Lincoln Bible; Quincy Families Still Waiting; Household Hazardous Waste; Who’s Moving To Chicago
The Lincoln Museum in Springfield now has a Bible that belonged to the former president. Plus, a year and a half ago, WBEZ reported on Legionnaires’ outbreaks at the Quincy Veterans’ Home. Today, the families who lost loved ones are still waiting for justice. And, as we think about our declining population overall, we’ll talk about who’s actually coming to Illinois. Plus, McLean County will be hosting household hazardous waste collections.
Imagine having an heirloom in your family that once belonged to Abraham Lincoln.
That was the case for Sandra Willingham, whose great-great-grandfather Reverend Noyes Miner was a friend and neighbor of the Lincoln family. After Lincoln’s death, Sandra’s ancestor was gifted a Bible that belonged to America’s sixteenth president.
It’s been in her family for the last 150 years, until now. Her family recently donated the Bible to the Abraham Lincoln Museum and Presidential Library in Springfield to share the family treasure with the public.
Sandra joined us to tell us more about where this Bible has been for the last 150 years. Ian Hunt is the head of acquisitions at the Lincoln Presidential Library and Museum.
"Reverend Miner's one of those figures that predates [Lincoln's] presidency," @ALPLM's Ian Hunt says. "He lives directly across the street from the Lincolns. This is truly someone who's a friend. He's built up a personal relationship."— The 21st (@21stShow) June 24, 2019
It’s been more than 18 months since WBEZ first reported on outbreaks of Legionnaires’ Disease at the Quincy Veterans home. In the last four years, 13 residents died and dozens more became ill. The state of that veterans’ home and the issue of getting justice for families also came up during last fall’s election season. In addition, a dozen families have sued the state of Illinois over the way this situation was handled.
But those families are still waiting for closure. We were joined by WBEZ’s Dave McKinney.
The term hazardous waste might make you think of glowing, radioactive material. But actually, hazardous wastes can come from products many of us use frequently around the house like drain cleaner, furniture polish or even moth balls.
You’re not supposed to throw these items away. They are meant to be taken to a special collection facility. But those collections aren’t that easy to find, it turns out.

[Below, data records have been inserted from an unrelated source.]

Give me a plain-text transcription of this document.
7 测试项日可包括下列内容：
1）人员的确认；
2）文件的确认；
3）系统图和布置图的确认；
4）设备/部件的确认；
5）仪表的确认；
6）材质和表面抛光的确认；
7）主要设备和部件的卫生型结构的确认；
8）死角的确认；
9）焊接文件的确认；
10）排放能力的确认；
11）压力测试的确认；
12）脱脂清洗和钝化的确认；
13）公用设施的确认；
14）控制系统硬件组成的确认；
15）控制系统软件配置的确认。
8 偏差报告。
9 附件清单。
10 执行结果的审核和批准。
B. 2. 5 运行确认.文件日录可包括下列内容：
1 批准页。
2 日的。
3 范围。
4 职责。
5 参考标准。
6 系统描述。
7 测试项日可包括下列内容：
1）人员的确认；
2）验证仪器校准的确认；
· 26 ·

The cities of Bloomington and Normal are trying to address this issue with a public-private partnership for people in McLean County. Michael Brown is the Executive Director of The Ecology Action Center in Normal, the group behind this partnership.
@ecoactioncenter Executive Director Michael Brown says one of these drop-off events costs on average about $140,000 for one day. They're partnering with local city and county governments in Bloomington-Normal .... and residents to fund a drop-off day later this year.— The 21st (@21stShow) June 24, 2019
Every year, thousands of people leave Illinois and move to Illinois. In recent years, there have been more people leaving than coming here.
The question of who's leaving and who’s moving in is more complicated. We know, for instance, that middle and higher income black residents are leaving Chicago for cities in the south. High school students have been leaving Illinois for out-of-state colleges, mainly for financial reasons.
But if you look at the Chicago area, the number of immigrants from Asia has been increasing quickly. In fact since 2010, the number of people living in the Chicago area who were born in Asia increased by 60,000. That mirrors a national trend of Asian-Americans being the fastest growing group overall.
Andy Kang is the executive director of Asian Americans Advancing Justice Chicago. He was on the line with us along with Representative Theresa Mah from Illinois’ 2nd House District. Rob Paral is a demographer with the Chicago Council on Global Affairs.